Azure/azure-iot-sdk-csharp

[Bug Report] NullReferenceException was thrown from RegistryManager.GetTwinAsync

iryanzhang opened this issue · 7 comments

Nuget Verison 1.38.2

Class: RegistryManager
Method: GetTwinAsync
Exception: System.NullReferenceException
Message: Object reference not set to an instance of an object
Source: Microsoft.Azure.Devices

from the stack trace. looks like there is an error occurred when GetExceptionCode.

at Microsoft.Azure.Devices.ExceptionHandlingHelper.GetExceptionCodeAsync(HttpResponseMessage response)
at Microsoft.Azure.Devices.ExceptionHandlingHelper.<>c.<<-cctor>b__5_8>d.MoveNext()
--- End of stack trace from previous location ---
at Microsoft.Azure.Devices.HttpClientHelper.MapToExceptionAsync(HttpResponseMessage response, IDictionary2 errorMapping) at Microsoft.Azure.Devices.HttpClientHelper.ExecuteAsync(HttpClient httpClient, HttpMethod httpMethod, Uri requestUri, Func3 modifyRequestMessageAsync, Func2 isMappedToException, Func3 processResponseMessageAsync, IDictionary2 errorMappingOverrides, CancellationToken cancellationToken) at Microsoft.Azure.Devices.HttpClientHelper.GetAsync[T](Uri requestUri, TimeSpan operationTimeout, IDictionary2 errorMappingOverrides, IDictionary`2 customHeaders, Boolean throwIfNotFound, CancellationToken cancellationToken)

Hi @iryanzhang, thanks for reaching out to us! Could you also share the following info and a code snippet to reproduce this issue with us?

Context

  • OS, version, SKU and CPU architecture used: (Windows 10 Desktop x64, Ubuntu 15.04 x86, Windows 10 IoT Core arm32, etc.)
  • Application's .NET Target Framework : (See https://docs.microsoft.com/en-us/dotnet/standard/frameworks. E.g. netcoreapp2.1, net451, uap10.0, xamarin)
  • Device: (Laptop, Raspberry PI3, Android APIv25 etc.)

OS: Windows 10 x64
Framework .Net 6.0
Device One VM node in Service Fabric

I think it is hard to repro since we only see this exception in our geneva log twice in the past 2 years.
but from the call stack. seems. I believe we could do something to avoid NRE in client code.
https://github.com/Azure/azure-iot-sdk-csharp/blob/a7bd887619d13d87675552d2b52ed9514d5a1c09/common/src/service/ExceptionHandlingHelper.cs

our usage is straightforward :

RegistryManager registryManager = await _registryManagerFactory.CreateAsync(hostName, tokenCredential, cancellationToken);
var twin = await registryManager.GetTwinAsync(deviceId, cancellationToken);

I see.
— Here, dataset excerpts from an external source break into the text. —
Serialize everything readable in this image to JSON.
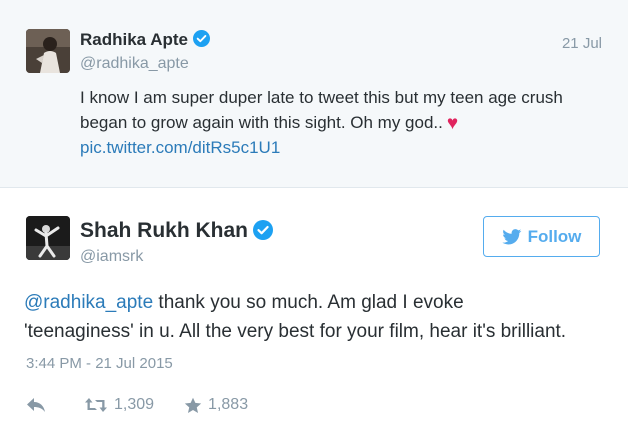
{
  "parent_tweet": {
    "name": "Radhika Apte",
    "handle": "@radhika_apte",
    "date": "21 Jul",
    "text": "I know I am super duper late to tweet this but my teen age crush began to grow again with this sight. Oh my god..",
    "heart": "♥",
    "link": "pic.twitter.com/ditRs5c1U1",
    "avatar_icon": "profile-photo"
  },
  "main_tweet": {
    "name": "Shah Rukh Khan",
    "handle": "@iamsrk",
    "follow_label": "Follow",
    "mention": "@radhika_apte",
    "text_line1_rest": " thank you so much. Am glad I evoke",
    "text_line2": "'teenaginess' in u. All the very best for your film, hear it's brilliant.",
    "timestamp": "3:44 PM - 21 Jul 2015",
    "retweet_count": "1,309",
    "favorite_count": "1,883",
    "avatar_icon": "profile-photo"
  },
  "colors": {
    "link": "#2b7bb9",
    "accent": "#55acee",
    "muted": "#8899a6",
    "heart": "#e0245e",
    "verified": "#1da1f2"
  }
}
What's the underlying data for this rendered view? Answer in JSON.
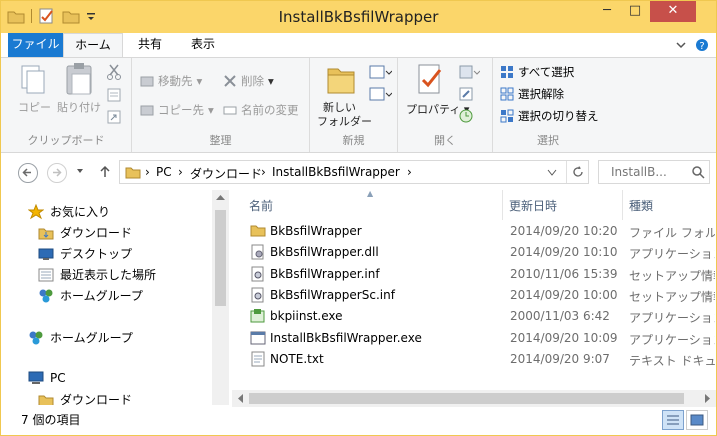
{
  "title": "InstallBkBsfilWrapper",
  "window_controls": {
    "minimize": "─",
    "maximize": "□",
    "close": "✕"
  },
  "ribbon_tabs": [
    {
      "label": "ファイル"
    },
    {
      "label": "ホーム"
    },
    {
      "label": "共有"
    },
    {
      "label": "表示"
    }
  ],
  "ribbon": {
    "clipboard": {
      "label": "クリップボード",
      "copy": "コピー",
      "paste": "貼り付け"
    },
    "organize": {
      "label": "整理",
      "move_to": "移動先",
      "copy_to": "コピー先",
      "delete": "削除",
      "rename": "名前の変更"
    },
    "new": {
      "label": "新規",
      "new_folder_line1": "新しい",
      "new_folder_line2": "フォルダー"
    },
    "open": {
      "label": "開く",
      "properties": "プロパティ"
    },
    "select": {
      "label": "選択",
      "select_all": "すべて選択",
      "select_none": "選択解除",
      "invert": "選択の切り替え"
    }
  },
  "address": {
    "segments": [
      "PC",
      "ダウンロード",
      "InstallBkBsfilWrapper"
    ],
    "search_placeholder": "InstallB..."
  },
  "nav_pane": {
    "items": [
      {
        "label": "お気に入り",
        "icon": "star-icon"
      },
      {
        "label": "ダウンロード",
        "icon": "folder-icon"
      },
      {
        "label": "デスクトップ",
        "icon": "desktop-icon"
      },
      {
        "label": "最近表示した場所",
        "icon": "recent-places-icon"
      },
      {
        "label": "ホームグループ",
        "icon": "homegroup-icon"
      },
      {
        "label": "ホームグループ",
        "icon": "homegroup-icon"
      },
      {
        "label": "PC",
        "icon": "pc-icon"
      },
      {
        "label": "ダウンロード",
        "icon": "folder-icon"
      }
    ]
  },
  "columns": {
    "name": "名前",
    "date": "更新日時",
    "type": "種類"
  },
  "files": [
    {
      "name": "BkBsfilWrapper",
      "date": "2014/09/20 10:20",
      "type": "ファイル フォルダー",
      "icon": "folder-icon"
    },
    {
      "name": "BkBsfilWrapper.dll",
      "date": "2014/09/20 10:10",
      "type": "アプリケーション拡張",
      "icon": "dll-icon"
    },
    {
      "name": "BkBsfilWrapper.inf",
      "date": "2010/11/06 15:39",
      "type": "セットアップ情報",
      "icon": "inf-icon"
    },
    {
      "name": "BkBsfilWrapperSc.inf",
      "date": "2014/09/20 10:00",
      "type": "セットアップ情報",
      "icon": "inf-icon"
    },
    {
      "name": "bkpiinst.exe",
      "date": "2000/11/03 6:42",
      "type": "アプリケーション",
      "icon": "installer-exe-icon"
    },
    {
      "name": "InstallBkBsfilWrapper.exe",
      "date": "2014/09/20 10:09",
      "type": "アプリケーション",
      "icon": "exe-icon"
    },
    {
      "name": "NOTE.txt",
      "date": "2014/09/20 9:07",
      "type": "テキスト ドキュメント",
      "icon": "text-file-icon"
    }
  ],
  "status": {
    "item_count": "7 個の項目"
  },
  "colors": {
    "title_bar": "#fbd66a",
    "file_tab": "#1a7ad2",
    "close_button": "#c7504a",
    "folder": "#e8c15a"
  }
}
My best guess for now is that the response couldn't be parsed as the expected way in GetExceptionCodeAsync() call. As this issue happened so uncommonly, I assume there's no more detailed logs or info you could share, regarding what the response object looked like or on which line it threw. We will try to add null checks here as much as possible then.

@iryanzhang would you be willing to share a copy of the twin document with us for the device in question? You can redact any information that you need to.

Also, we don't have a method called RegistryManager.CreateAsync(...) Is that your own factory and does it simply initialize the RegistryManager with one of the standard initializers? Do you have a shim between your app code and the SDK's RegistryManager?

Does this app sit behind a firewall or proxy?

Correct. we have a factory to create a RegistryManager. and it is a standard initializer. we run this service with the same code for quite a long time. it was the first time hit this error.
Our service is hosted in Service Fabric Cluster. there could be some transient network communication issue between the node and hub, we did observe that before.

Sorry. can't share the twin as it is from one of our tenant's, I don't have direct access to the hub

Hi @iryanzhang, the fix has been merged in and we will let you know once we ship another release including it.

Hi @iryanzhang, the fix has been shipped in Microsoft.Azure.Devices 1.39.0 with the latest release. I am closing this issue.